I regularly find myself thinking, “I know I read a web page about [XYZ] last month, but where the hell was it?” I may be able to remember certain key phrases, and these sometimes help me find it again by using Google or some other search engine. Sometimes I can also find the page by doing a full-text search on my browser cache. (I use the “Find in Files” functionality of TextPad, because Windows’ own search is too slow.) But that doesn’t help if I was looking at the page more than a week or so ago, because it will have dropped out of the cache. (I have my cache set to 1GB.)

What I would really like is “Personal Search.” This would take the form of an extra option on a search engine that would alow me to restrict my searches to only the pages I have visited.

I don’t think it would be too difficult, technically. First of all, you would have to have some mechanism of reporting to the Search Engine Company (SEC) whenever you visit a page on the web. I think the Google Toolbar might already do this. Likewise, it shouldn’t be too hard to build something for Mozilla that would perform this task.

The Search Engine Company would then have to record this page view in a database, and associate it with your personal browsing history. It wouldn’t have to store the whole page itself, because chances are good that the page has already been spidered and is present in its main index already. If the page is new to the index, it will have to be added. (No big deal, and this even adds value to the main index as a whole.) Because the SEC only needs to store a list of URLs (and probably timestamps, too) against a user ID, this wouldn’t even take up impossible amounts of disk space.

Next, the SEC has to implement the search filter: whenever I do a search with the “only show results for pages I’ve visited” checkbox ticked, this should limit the search results appropriately, based on my browsing history. And voilà! My own Personal Search results.

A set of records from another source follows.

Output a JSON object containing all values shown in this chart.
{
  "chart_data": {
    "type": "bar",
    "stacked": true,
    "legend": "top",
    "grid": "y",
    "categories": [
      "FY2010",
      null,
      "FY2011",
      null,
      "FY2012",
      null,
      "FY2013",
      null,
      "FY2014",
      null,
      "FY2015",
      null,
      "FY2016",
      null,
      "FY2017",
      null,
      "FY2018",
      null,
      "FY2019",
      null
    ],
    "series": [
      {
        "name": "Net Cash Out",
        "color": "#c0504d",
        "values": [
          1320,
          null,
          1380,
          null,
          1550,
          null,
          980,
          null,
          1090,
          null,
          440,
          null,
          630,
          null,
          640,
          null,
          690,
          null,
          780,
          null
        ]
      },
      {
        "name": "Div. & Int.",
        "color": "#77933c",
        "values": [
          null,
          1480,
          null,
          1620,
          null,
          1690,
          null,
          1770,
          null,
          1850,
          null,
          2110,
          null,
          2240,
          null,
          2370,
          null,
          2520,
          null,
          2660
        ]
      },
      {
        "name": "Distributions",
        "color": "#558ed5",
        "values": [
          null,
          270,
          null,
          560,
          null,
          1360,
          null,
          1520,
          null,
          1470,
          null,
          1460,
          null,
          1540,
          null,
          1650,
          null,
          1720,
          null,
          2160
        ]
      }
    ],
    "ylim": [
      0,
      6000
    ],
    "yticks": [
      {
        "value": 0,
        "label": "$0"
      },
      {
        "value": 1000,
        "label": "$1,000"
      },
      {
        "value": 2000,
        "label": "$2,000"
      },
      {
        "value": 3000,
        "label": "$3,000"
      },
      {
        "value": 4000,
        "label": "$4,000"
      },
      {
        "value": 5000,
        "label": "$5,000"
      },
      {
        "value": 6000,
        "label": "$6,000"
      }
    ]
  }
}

There are a couple of down sides to this idea, though. For one, it requires the SEC to keep a complete track of my browsing activity. Depending on legal jurisdictions, this history could be used in ways I’m not entirely happy with. The scheme would have to have some way of turning off indexing completely, or for the duration of a browser session.

Secondly, not all web pages can be indexed by the SEC, and not all pages should be indexed by them, either. (For example, newspaper or magazine archives that require subscriptions.) There isn’t just the preference of the end user (me) to take into account, but also the preference of the web site owner. As a result, I may find that there are still gaps in my Personal Search. However, I think these gaps would still be less annoying than not being able to get back to web page XYZ that I remember from last month.

Finally, there’s a question of cost. To a certain extent, search engines fulfil a public service to the population of the Internet. “Personal Search” would be a service that I imagine people might be willing to pay for. After all, it means you don’t have to manage an enormous search index on your own computer. I could keep all the pages I’ve ever visited in a cache somewhere, but I really don’t want to spend a couple of hundred pounds on disk space every year.

It all sounds too easy. Can someone tell me now why this wouldn’t work? Or alternatively, can you tell me if there are any search engines out there that do this already?